One note on the DM3 and JCT products. The DM3/JCT boards were sold to Sangoma Technologies on January 9, 2018. While the API interfaces are similar between DM3, JCT and HMP products, the underlying internal architecture does differ and event timing may be different based on the architectures. If there are questions between JCT and DM3 board event processing, it may be best to touch base with Sangoma directly.
All that said, the programming choices, buffer sizes, ... etc, that Jeff alluded to may also come into play.
This is a single-threaded asynchronous application. In all cases, the file is just being passed. To be honest, no, I'm not doing any sort of measuring other than listening for audible differences in the pauses between the prompts; the ones being chosen are picked randomly. The file size being different is a result of when I decided to stop the tests, since it's designed to run forever.
I understand why playing random wave files may not seem like the best documentation of the issue. I'll re-run this using tones generated by the DSP.

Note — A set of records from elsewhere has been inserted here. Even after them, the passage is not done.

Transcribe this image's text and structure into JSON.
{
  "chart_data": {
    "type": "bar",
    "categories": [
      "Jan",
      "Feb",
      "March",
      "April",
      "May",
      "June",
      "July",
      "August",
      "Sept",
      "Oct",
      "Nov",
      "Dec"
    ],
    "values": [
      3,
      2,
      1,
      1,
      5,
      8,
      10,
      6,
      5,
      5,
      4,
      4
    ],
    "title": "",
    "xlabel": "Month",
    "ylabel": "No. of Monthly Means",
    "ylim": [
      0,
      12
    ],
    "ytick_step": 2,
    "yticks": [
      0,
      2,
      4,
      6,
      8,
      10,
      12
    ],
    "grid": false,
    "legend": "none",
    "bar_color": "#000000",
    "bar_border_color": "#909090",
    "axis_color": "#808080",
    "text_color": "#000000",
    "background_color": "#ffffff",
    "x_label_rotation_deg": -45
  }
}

Here's the results of the aforementioned tone test: transfer.sh/.../dm3_tone.wav%29.zip
In this case, both cards were given a 600 hertz/1000 millisecond tone to generate. Upon reception of a TDX_PLAYTONE event, they were given a 500 hertz/1000 millisecond tone to generate and so on. Aside from the first iteration where it takes considerably longer, the DM3 seems to take ~70 milliseconds longer to respond to the event.
Going back to your prior comment:
"To be honest, no, I'm not doing any sort of measuring other than listening for audible differences in the pauses between the prompts"
This is not really valid way to check in that case since the dm3 file has 250ms of silence prior to audio within it, as opposed to jct file like 10ms. So of course in that case there will be delay in prompt being played on the dm3 side due to more silence with it. I guess if you are doing this at random you have to consider the content within the files to have accurate measurements.
That is true. Is the tone method any more reasonable? That should be much more easily measurable - and reproduceable.
Ok, the only true way to measure the performance would be to review the log entries between the scenarios (dm3 vs JCT). But that is something the Sangoma team would have to look at now since they own the System release product baseline since it was sold by dialogic beginning of this year (as Dan mentioned above).